Basic Event Selection¶
For numpy array-based data, the select_first_period
function allows you to extract the initial phases of events based on their duration:
import numpy as np
import matplotlib.pyplot as plt
from dominosee import select_first_period
# Create sample data (20 time steps, 5 events)
events = np.random.randn(20, 5)
# Define event durations
durations = np.array([5, 10, 7, 12, 6])
# Select the first 3 days of each event
first_period = select_first_period(events, durations, days=3)
# Visualize the results
plt.figure(figsize=(10, 6))
for i in range(5):
plt.plot(first_period[:, i], label=f'Event {i+1}')
plt.legend()
plt.title('First 3 Days of Events')
plt.xlabel('Time Step')
plt.ylabel('Value')
plt.grid(True)
plt.show()
Working with Multidimensional Data¶
For gridded climate data and other multidimensional datasets, dominosee provides xarray-compatible functions that maintain dimension information:
import xarray as xr
import pandas as pd
from dominosee import select_first_period_xr
# Create a sample xarray DataArray with dimensions (time, event, location)
times = pd.date_range('2025-01-01', periods=30)
data = np.random.randn(30, 4, 3)
da = xr.DataArray(
data,
dims=('time', 'event', 'location'),
coords={
'time': times,
'event': np.arange(4),
'location': ['A', 'B', 'C']
}
)
# Define durations as an xarray DataArray
durations = xr.DataArray(
np.array([7, 12, 5, 10]),
dims=('event'),
coords={'event': np.arange(4)}
)
# Select the first 5 days of each event
result = select_first_period_xr(da, durations, days=5)
# The result maintains all the dimensions and coordinates of the original DataArray
print(result.dims) # ('time', 'event', 'location')

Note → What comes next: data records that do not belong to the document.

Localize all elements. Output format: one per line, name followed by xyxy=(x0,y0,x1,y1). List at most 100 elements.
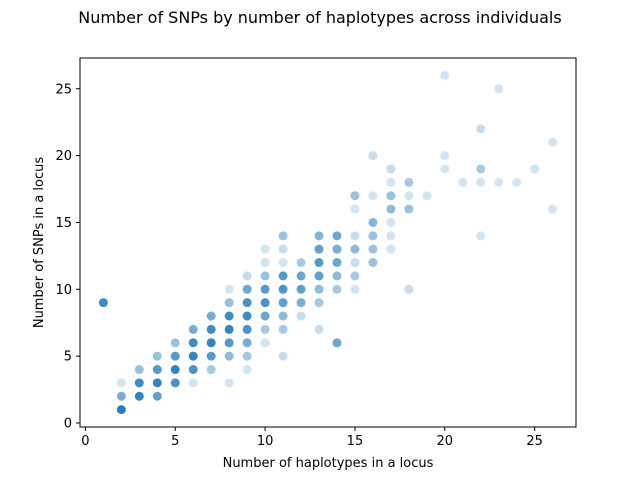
scatter-point xyxy=(404,284,414,294)
scatter-point xyxy=(494,177,504,187)
scatter-point xyxy=(404,177,414,187)
scatter-point xyxy=(476,164,486,174)
scatter-point xyxy=(350,204,360,214)
scatter-point xyxy=(152,378,162,388)
scatter-point xyxy=(278,298,288,308)
y-tick-label: 0 xyxy=(64,416,72,431)
scatter-point xyxy=(260,311,270,321)
scatter-point xyxy=(350,284,360,294)
scatter-point xyxy=(440,70,450,80)
scatter-point xyxy=(350,231,360,241)
plot-area xyxy=(80,58,576,427)
scatter-point xyxy=(548,137,558,147)
scatter-point xyxy=(368,231,378,241)
scatter-point xyxy=(314,284,324,294)
scatter-point xyxy=(224,298,234,308)
scatter-point xyxy=(386,244,396,254)
scatter-point xyxy=(188,338,198,348)
scatter-point xyxy=(332,244,342,254)
scatter-point xyxy=(116,405,126,415)
scatter-point xyxy=(170,378,180,388)
scatter-point xyxy=(548,204,558,214)
y-tick-label: 25 xyxy=(55,82,72,97)
scatter-point xyxy=(224,338,234,348)
scatter-point xyxy=(332,258,342,268)
x-tick-label: 10 xyxy=(257,434,274,449)
scatter-point xyxy=(386,217,396,227)
scatter-point xyxy=(332,284,342,294)
scatter-point xyxy=(206,324,216,334)
scatter-point xyxy=(188,351,198,361)
scatter-point xyxy=(242,311,252,321)
scatter-point xyxy=(188,324,198,334)
scatter-point xyxy=(440,151,450,161)
scatter-point xyxy=(116,378,126,388)
scatter-point xyxy=(206,351,216,361)
scatter-point xyxy=(350,191,360,201)
scatter-point xyxy=(170,351,180,361)
scatter-point xyxy=(242,298,252,308)
scatter-point xyxy=(278,351,288,361)
scatter-point xyxy=(512,177,522,187)
scatter-point xyxy=(386,164,396,174)
scatter-point xyxy=(242,284,252,294)
scatter-point xyxy=(332,338,342,348)
scatter-point xyxy=(188,378,198,388)
scatter-point xyxy=(134,365,144,375)
scatter-point xyxy=(314,231,324,241)
scatter-point xyxy=(368,244,378,254)
scatter-point xyxy=(476,231,486,241)
scatter-point xyxy=(278,231,288,241)
scatter-point xyxy=(296,284,306,294)
scatter-point xyxy=(224,351,234,361)
scatter-point xyxy=(152,391,162,401)
scatter-point xyxy=(476,124,486,134)
scatter-point xyxy=(260,258,270,268)
scatter-point xyxy=(314,258,324,268)
scatter-point xyxy=(116,391,126,401)
scatter-point xyxy=(170,338,180,348)
scatter-point xyxy=(134,391,144,401)
scatter-point xyxy=(314,271,324,281)
scatter-point xyxy=(224,324,234,334)
scatter-point xyxy=(260,298,270,308)
scatter-point xyxy=(386,177,396,187)
scatter-point xyxy=(278,244,288,254)
y-tick-label: 15 xyxy=(55,216,72,231)
scatter-point xyxy=(440,164,450,174)
scatter-point xyxy=(386,191,396,201)
scatter-point xyxy=(530,164,540,174)
scatter-point xyxy=(368,191,378,201)
chart-title: Number of SNPs by number of haplotypes a… xyxy=(78,8,561,27)
scatter-point xyxy=(494,84,504,94)
scatter-point xyxy=(152,351,162,361)
scatter-point xyxy=(260,324,270,334)
scatter-point xyxy=(152,365,162,375)
ticks-layer: 0 5 10 15 20 25 0 5 10 15 20 25 xyxy=(55,82,542,449)
scatter-point xyxy=(260,284,270,294)
scatter-point xyxy=(242,365,252,375)
scatter-point xyxy=(98,298,108,308)
scatter-point xyxy=(332,231,342,241)
scatter-point xyxy=(296,271,306,281)
scatter-point xyxy=(422,191,432,201)
scatter-point xyxy=(314,244,324,254)
scatter-point xyxy=(170,365,180,375)
scatter-point xyxy=(242,338,252,348)
x-axis-label: Number of haplotypes in a locus xyxy=(223,456,434,471)
x-tick-label: 25 xyxy=(526,434,543,449)
scatter-point xyxy=(296,298,306,308)
scatter-point xyxy=(386,204,396,214)
x-tick-label: 0 xyxy=(81,434,89,449)
scatter-point xyxy=(368,217,378,227)
scatter-point xyxy=(404,191,414,201)
scatter-point xyxy=(476,177,486,187)
scatter-point xyxy=(260,338,270,348)
scatter-point xyxy=(350,258,360,268)
scatter-point xyxy=(278,271,288,281)
y-tick-label: 10 xyxy=(55,283,72,298)
x-tick-label: 5 xyxy=(171,434,179,449)
scatter-point xyxy=(188,365,198,375)
y-axis-label: Number of SNPs in a locus xyxy=(32,157,47,329)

# Plot the results for one location
result.sel(location='A').plot.line(x='time', hue='event')
plt.title('First 5 Days of Events at Location A')
plt.grid(True)
plt.show()
Handling Edge Cases¶
The event selection functions in dominosee are designed to handle various edge cases:
Events shorter than the requested period: If an event’s duration is less than the requested number of days, the entire event is returned.

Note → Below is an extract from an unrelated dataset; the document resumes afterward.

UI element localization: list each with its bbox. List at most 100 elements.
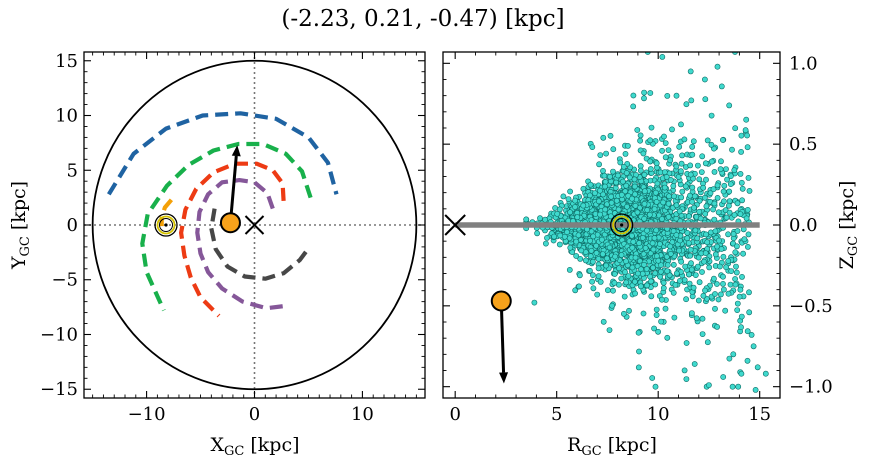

Missing values: NaN values in the input data are preserved in the output.
Zero-duration events: These are handled gracefully by returning empty data.
Example with mixed durations:
# Events with varying durations
events = np.random.randn(20, 4)
durations = np.array([2, 10, 1, 5])
# Select first 4 days
result = select_first_period(events, durations, days=4)
# Result will contain:
# - All data for event 0 (2 days)
# - First 4 days for event 1 (10 days)
# - All data for event 2 (1 day)
# - First 4 days for event 3 (5 days)
Using dask for Large Datasets¶
When working with large datasets, you can leverage dask through the xarray integration:
import dask.array as da
# Create a large dask array
dask_data = da.random.random((1000, 20, 50), chunks=(100, 5, 10))
# Convert to xarray with dask backend
dask_da = xr.DataArray(
dask_data,
dims=('time', 'event', 'location'),
coords={
'time': pd.date_range('2025-01-01', periods=1000),
'event': np.arange(20),
'location': np.arange(50)
}
)
# Create duration array
durations = xr.DataArray(
np.random.randint(5, 30, size=20),
dims=('event'),
coords={'event': np.arange(20)}
)
# Apply function with dask backend
result = select_first_period_xr(dask_da, durations, days=7)
# Operations are computed lazily until you request results
computed_result = result.compute()